The Center for Early Childhood Education is pleased to announce that three research briefs on the importance of physical and outdoor play are now available on the Head Start Body Start website. The Center received a contract from Head Start Body Start in 2010 to conduct research on the developmental benefits of outdoor and physical play for children from birth to age five. The Center reviewed over 100 studies in an annotated bibliography, and summarized the findings in a comprehensive literature review. Using these findings, the Center created five video clips and developed five research-into-practice briefs to help early childhood providers implement practices that research indicates promote physical and outdoor play.
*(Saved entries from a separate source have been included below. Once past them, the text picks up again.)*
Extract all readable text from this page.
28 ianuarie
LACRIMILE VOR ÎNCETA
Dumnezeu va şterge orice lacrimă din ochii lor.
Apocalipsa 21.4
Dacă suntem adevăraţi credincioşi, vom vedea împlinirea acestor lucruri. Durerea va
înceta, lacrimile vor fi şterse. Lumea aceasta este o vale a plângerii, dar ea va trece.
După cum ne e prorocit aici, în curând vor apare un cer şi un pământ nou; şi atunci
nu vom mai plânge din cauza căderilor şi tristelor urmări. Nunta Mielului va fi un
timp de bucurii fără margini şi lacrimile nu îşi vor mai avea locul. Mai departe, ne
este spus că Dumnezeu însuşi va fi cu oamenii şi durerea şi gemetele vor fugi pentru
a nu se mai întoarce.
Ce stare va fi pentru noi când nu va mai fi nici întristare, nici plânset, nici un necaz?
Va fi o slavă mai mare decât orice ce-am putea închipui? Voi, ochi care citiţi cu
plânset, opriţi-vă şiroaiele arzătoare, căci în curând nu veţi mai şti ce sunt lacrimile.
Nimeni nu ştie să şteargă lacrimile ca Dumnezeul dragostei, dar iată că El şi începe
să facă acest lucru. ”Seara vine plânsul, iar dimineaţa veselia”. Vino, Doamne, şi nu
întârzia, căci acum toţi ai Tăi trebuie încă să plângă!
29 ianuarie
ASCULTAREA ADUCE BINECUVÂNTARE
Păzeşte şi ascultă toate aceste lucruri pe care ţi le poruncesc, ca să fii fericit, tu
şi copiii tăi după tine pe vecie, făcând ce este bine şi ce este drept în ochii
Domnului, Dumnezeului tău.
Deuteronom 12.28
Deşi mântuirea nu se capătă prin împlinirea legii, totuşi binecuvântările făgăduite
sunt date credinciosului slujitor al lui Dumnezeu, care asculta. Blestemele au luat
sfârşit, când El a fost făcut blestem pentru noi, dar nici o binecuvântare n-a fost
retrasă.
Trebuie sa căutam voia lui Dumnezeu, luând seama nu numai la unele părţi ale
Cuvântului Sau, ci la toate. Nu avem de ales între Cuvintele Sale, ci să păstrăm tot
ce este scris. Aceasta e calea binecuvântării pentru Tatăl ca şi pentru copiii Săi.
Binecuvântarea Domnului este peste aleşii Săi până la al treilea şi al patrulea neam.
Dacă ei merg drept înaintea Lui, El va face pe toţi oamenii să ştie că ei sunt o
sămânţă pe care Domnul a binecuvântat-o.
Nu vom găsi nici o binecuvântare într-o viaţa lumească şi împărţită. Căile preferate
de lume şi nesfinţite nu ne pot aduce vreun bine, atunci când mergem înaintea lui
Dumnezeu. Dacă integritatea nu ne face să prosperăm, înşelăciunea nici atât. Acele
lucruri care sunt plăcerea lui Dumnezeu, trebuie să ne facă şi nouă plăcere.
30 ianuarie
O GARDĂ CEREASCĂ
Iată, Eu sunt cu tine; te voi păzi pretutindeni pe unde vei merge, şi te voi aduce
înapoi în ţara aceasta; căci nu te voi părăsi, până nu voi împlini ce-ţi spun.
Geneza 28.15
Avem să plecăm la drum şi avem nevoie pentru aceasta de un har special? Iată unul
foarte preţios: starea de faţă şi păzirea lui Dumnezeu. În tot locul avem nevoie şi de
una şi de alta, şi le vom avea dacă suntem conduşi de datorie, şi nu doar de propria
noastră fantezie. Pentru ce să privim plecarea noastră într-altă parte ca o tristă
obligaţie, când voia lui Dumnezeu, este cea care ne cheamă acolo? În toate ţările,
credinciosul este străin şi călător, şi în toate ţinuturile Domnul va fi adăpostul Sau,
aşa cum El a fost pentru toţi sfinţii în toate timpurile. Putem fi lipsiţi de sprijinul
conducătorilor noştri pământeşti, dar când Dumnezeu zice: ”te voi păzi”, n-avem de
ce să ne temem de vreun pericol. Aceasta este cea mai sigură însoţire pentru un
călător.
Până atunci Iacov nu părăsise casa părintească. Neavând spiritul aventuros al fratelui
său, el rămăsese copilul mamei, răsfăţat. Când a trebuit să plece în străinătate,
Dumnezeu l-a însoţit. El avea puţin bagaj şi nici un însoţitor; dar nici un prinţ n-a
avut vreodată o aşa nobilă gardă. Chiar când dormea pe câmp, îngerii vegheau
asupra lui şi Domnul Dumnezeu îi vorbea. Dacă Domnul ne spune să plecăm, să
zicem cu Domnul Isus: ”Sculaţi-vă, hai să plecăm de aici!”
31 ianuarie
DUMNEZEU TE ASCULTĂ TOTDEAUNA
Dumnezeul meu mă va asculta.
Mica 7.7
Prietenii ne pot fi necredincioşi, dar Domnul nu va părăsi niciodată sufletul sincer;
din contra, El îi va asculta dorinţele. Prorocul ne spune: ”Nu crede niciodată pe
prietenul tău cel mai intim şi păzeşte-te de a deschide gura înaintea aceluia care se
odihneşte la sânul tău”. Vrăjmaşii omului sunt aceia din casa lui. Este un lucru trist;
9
The following three briefs are now available from Head Start Body Start:
- Learning to Move and Moving to Learn: Integrating Movement Into the Everyday Curriculum to Promote Learning
- Moving with Feeling: Nurturing Preschool Children's Emotional Health Through Active Play
- Lullabies, Leaping, and Learning: Supporting Thinking in Infants and Toddlers Through Active Music and Play Experiences
To read the briefs, watch the videos, or learn more about the project, visit http://www.easternct.edu/cece/physical_play_abstract.html

An article written by Jeffrey Trawick-Smith, Phyllis Waite Endowed Chair in early childhood education, and one of his students, Tracy Dziurgot, has been selected as Outstanding Research Article in Early Childhood Teacher Education for 2011, awarded by the National Association of Early Childhood Teacher Educators and Taylor and Francis Publishers. The article, "Untangling Teacher-Child Play Interactions: Do Teacher Education and Experience Influence Good-Fit Responses to Children's Play?," reports research findings that indicate that higher levels of education predict preschool teachers' sensitivity to and understanding of children's play in classrooms. Trawick-Smith and Dzuirgot will be honored in an award ceremony in Orlando, FL, in November.